Publisher: Scribner, 1999

Pages: 364

In this enthralling masterpiece, McCourt tells the story of his childhood, beginning when his family is forced to relocate back to their homeland of Ireland due to family struggles brought on by his father’s alcoholism and financial challenges. McCourt writes from the perspective of an adolescent examining the world unfold around him instead of an adult remembering past experiences which makes the memoir unique. McCourt does not sugar coat any experience nor does he shy away from graphic details. McCourt beautifully depicts his alcoholic father’s unresponsiveness to his family’s suffering and his mother’s heroic, yet feeble attempts to bring stability to their family and his financial struggle to return to America—the land where his dreams can become reality. The book was a New York Times Bestseller and the film adaptation was released in the same year as its publication.

 

The Tender Bar: A Memoir

By: J.R. Moehringer

Publisher: Hyperion, 2005

Pages: 368

Pulitzer Prize winning author J.R. Moehringer recounts his childhood in Manhasset, Long Island in this touching memoir. Moehringer describes needing an escape from his grandparent’s abusive marriage and dysfunctional household and his need for a substitute father since his own father abandoned him shortly following his birth.

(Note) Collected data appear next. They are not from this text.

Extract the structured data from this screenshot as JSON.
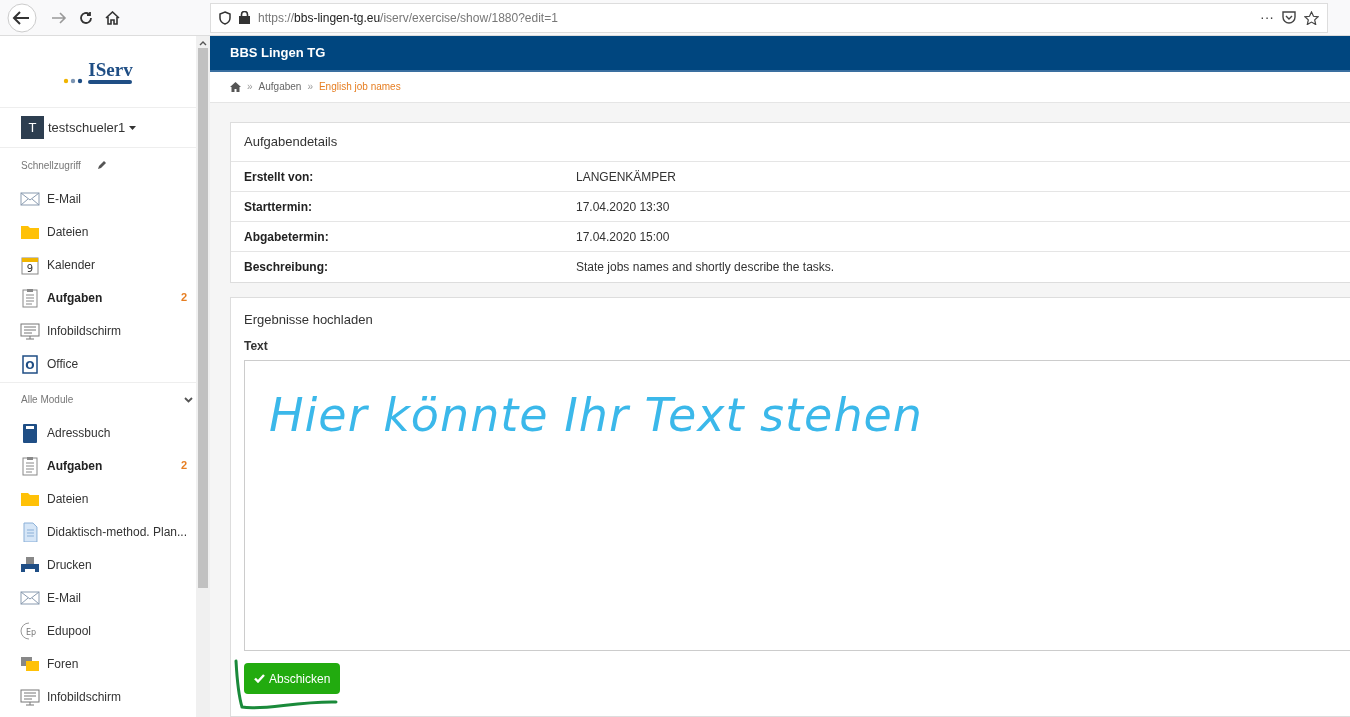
{
  "browser": {
    "url_scheme": "https://",
    "url_domain": "bbs-lingen-tg.eu",
    "url_path": "/iserv/exercise/show/1880?edit=1",
    "menu": "···"
  },
  "sidebar": {
    "logo": "IServ",
    "user": {
      "initial": "T",
      "name": "testschueler1"
    },
    "quick_title": "Schnellzugriff",
    "quick_items": [
      {
        "kind": "mail",
        "label": "E-Mail",
        "active": false
      },
      {
        "kind": "folder",
        "label": "Dateien",
        "active": false
      },
      {
        "kind": "calendar",
        "label": "Kalender",
        "active": false,
        "icon_text": "9"
      },
      {
        "kind": "tasks",
        "label": "Aufgaben",
        "active": true,
        "badge": "2"
      },
      {
        "kind": "screen",
        "label": "Infobildschirm",
        "active": false
      },
      {
        "kind": "office",
        "label": "Office",
        "active": false,
        "icon_text": "O"
      }
    ],
    "modules_title": "Alle Module",
    "module_items": [
      {
        "kind": "book",
        "label": "Adressbuch",
        "active": false
      },
      {
        "kind": "tasks",
        "label": "Aufgaben",
        "active": true,
        "badge": "2"
      },
      {
        "kind": "folder",
        "label": "Dateien",
        "active": false
      },
      {
        "kind": "document",
        "label": "Didaktisch-method. Plan...",
        "active": false
      },
      {
        "kind": "printer",
        "label": "Drucken",
        "active": false
      },
      {
        "kind": "mail",
        "label": "E-Mail",
        "active": false
      },
      {
        "kind": "edupool",
        "label": "Edupool",
        "active": false,
        "icon_text": "Ep"
      },
      {
        "kind": "forum",
        "label": "Foren",
        "active": false
      },
      {
        "kind": "screen",
        "label": "Infobildschirm",
        "active": false
      }
    ]
  },
  "header": {
    "title": "BBS Lingen TG"
  },
  "breadcrumb": [
    "Aufgaben",
    "English job names"
  ],
  "breadcrumb_separator": "»",
  "details": {
    "title": "Aufgabendetails",
    "rows": [
      {
        "label": "Erstellt von:",
        "value": "LANGENKÄMPER"
      },
      {
        "label": "Starttermin:",
        "value": "17.04.2020 13:30"
      },
      {
        "label": "Abgabetermin:",
        "value": "17.04.2020 15:00"
      },
      {
        "label": "Beschreibung:",
        "value": "State jobs names and shortly describe the tasks."
      }
    ]
  },
  "upload": {
    "title": "Ergebnisse hochladen",
    "field_label": "Text",
    "value": "Hier könnte Ihr Text stehen",
    "submit": "Abschicken"
  }
}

He finds comfort and a slew of father figures at the corner bar, Dickens. Moehringer moves through his initial overwhelmed state to a “regular” visitor at the bar. He employs vivid, elaborate descriptions of the bar’s patrons, which capture the reader and cause them to become emotionally attached to the patron’s dreams and aspirations.  The Tender Bar: A Memoir tells of the creation of a surrogate family and how that family guided the future of its youngest member through rituals and kind gestures.